PRO40 (at Kidderminster): Worcestershire 281-7 beat Northamptonshire 130 by 151 runs.

In the context of its sporting history, this was not the first time a Kidderminster crowd had suffered a frustrating 90 minutes.

Nor will it be the last, given what is served up only a few hundred yards further down the Chester Road.

But could yesterday evening's events at Kidderminster Victoria Cricket Club, perhaps, be in line to qualify as the most frustrating hour and a half spent waiting for a result in this famous Worcestershire carpet town?

At 5.07pm, one of the biggest one-day wins in Worcestershire history had been completed, Moeen Ali's mesmerising match-winning performance was rightly being acclaimed and it appeared likely that, some 150 miles south, his elder brother Kadeer was steering Gloucester-shire to the win over Hampshire that would take Worcestershire to the Pro40 title.

To pass the time, the supporters were treated to the end-of-season awards - a rambling, almost sleep-inducing litany of sponsors'

names, which eventually told the waiting throng that only that Graeme Hick and Kabir Ali had done rather well this year, but sadly neglected to inform who the supporters themselves had actually voted their 'Player of the Year'.

Even more distressingly, by the time all that was thankfully over, things had turned sour at Southampton, Kadeer was out and Hampshire hopes of stealing the Pro40 title from under Worcestershire's noses are still alive.

If that meant an annoying end to the day, it could not cast too long a shadow over what, thanks chiefly to Kadeer's younger brother Moeen, was another fine afternoon's cricket.

Worcestershire hope to prove this Thursday night that their first trophy in 13 years has been a great team effort but the performance which took them so close to the finish line was a bit of a one-man show.

Hick had proved the star of the night when Northamptonshire had last visited here in July in the Twenty20, scoring a 44-ball century. Moeen's actually took two balls longer, making it the joint fourth best in English one-day cricket.

But it was perhaps even more impressive as he took full advantage of the restrictions over the first 15 overs to lift the ball time and again over the inner circle of helpless Northants fieldsmen.

Poor David Wigley - one of Northants' two Worcestershire old boys, who was not needed for Twenty20 duty that evening in July and was quickly snapped up by the Radio Hereford and Worcester commentary team - must have been wishing he was back in the press tent with a pair of headphones on and a microphone in his hand.

His four overs cost 49 runs as he got carted to all parts. He was already out of the attack when Moeen beat him to his 50 in the ninth over.

Moeen got there with his seventh four, having already hit three sixes. And, with a pleasant grasp of symmetry, he was to hit seven more fours and three more sixes over his next 50 before Jason Brown had him both caught behind and stumped (just to make sure!) off the same delivery.
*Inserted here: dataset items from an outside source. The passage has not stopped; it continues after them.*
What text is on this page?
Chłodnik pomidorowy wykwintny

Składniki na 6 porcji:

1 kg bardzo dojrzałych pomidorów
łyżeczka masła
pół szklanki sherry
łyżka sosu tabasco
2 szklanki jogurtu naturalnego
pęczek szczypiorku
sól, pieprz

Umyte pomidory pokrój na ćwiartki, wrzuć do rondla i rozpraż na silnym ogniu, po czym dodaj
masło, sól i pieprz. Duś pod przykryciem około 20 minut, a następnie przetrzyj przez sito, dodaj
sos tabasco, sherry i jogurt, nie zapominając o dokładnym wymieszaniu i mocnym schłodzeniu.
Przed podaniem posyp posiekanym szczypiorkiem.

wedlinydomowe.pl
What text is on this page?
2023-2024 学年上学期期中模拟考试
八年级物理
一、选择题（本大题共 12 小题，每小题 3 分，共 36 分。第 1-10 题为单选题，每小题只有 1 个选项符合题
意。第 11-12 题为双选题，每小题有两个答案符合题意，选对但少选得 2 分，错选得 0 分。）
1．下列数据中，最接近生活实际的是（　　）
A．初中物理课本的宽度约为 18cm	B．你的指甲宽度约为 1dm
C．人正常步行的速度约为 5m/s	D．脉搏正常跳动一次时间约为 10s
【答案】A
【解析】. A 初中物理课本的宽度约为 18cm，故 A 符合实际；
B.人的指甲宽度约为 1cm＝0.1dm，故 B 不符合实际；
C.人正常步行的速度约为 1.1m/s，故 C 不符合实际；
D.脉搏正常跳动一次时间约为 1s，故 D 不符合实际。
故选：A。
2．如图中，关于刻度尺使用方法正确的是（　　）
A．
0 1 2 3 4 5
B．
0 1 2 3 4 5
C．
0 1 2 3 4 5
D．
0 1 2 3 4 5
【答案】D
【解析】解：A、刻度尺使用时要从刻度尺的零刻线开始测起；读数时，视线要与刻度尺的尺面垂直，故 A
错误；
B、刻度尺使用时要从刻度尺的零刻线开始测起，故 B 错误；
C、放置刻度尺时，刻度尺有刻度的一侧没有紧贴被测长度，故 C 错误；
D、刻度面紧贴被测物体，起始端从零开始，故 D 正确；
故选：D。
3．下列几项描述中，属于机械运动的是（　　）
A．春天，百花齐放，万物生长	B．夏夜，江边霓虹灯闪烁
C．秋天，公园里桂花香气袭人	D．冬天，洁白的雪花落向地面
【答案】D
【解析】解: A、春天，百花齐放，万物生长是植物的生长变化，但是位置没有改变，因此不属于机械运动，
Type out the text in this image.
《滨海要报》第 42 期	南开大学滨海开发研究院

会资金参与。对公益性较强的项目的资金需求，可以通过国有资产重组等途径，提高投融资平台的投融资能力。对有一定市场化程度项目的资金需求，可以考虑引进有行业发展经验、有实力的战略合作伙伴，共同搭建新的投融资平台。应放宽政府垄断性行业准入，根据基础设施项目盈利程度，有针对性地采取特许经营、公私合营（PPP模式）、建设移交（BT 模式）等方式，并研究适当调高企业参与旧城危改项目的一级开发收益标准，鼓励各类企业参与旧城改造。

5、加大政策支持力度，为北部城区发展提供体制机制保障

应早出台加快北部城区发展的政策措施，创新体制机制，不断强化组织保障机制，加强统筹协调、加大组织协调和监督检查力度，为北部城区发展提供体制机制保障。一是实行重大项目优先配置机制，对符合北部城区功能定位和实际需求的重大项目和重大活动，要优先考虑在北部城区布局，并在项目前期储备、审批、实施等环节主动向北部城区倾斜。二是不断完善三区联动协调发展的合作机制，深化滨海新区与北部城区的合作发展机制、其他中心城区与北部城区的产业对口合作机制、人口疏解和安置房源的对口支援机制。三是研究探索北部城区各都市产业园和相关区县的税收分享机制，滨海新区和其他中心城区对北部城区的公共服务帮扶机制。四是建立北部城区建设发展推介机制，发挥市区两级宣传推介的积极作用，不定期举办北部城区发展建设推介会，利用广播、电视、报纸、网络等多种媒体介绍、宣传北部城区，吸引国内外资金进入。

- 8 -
That was only three balls after he had reached his century, with a six over the Chester Road Social Club roof at extra cover. At 136 for one in only the 14th over, Worcestershire looked on course to not only beat but annihilate their own

Sunday League best score of 307 for four against Derbyshire 32 years ago.

But after the storm came the calm. Steven Davies had given great support with another fine innings of 74 in front of his home crowd.

But he ran out of steam, the still imperious Hick was held back for some unfathomable reason until No 5 and, by the time he did bat, the momentum had gone.

They got that momentum back, though, when the unpredictable Nadeem Malik struck three times in five balls early in the Northants' reply.

Nadeem removed the visitors' foreigners - Nicky Boje, Lance Klusener and Ricky Wessels - to destroy any chance their team had. From that moment, under the inspired captaincy of Gareth Batty, Worcestershire's victory was just a matter of by how many.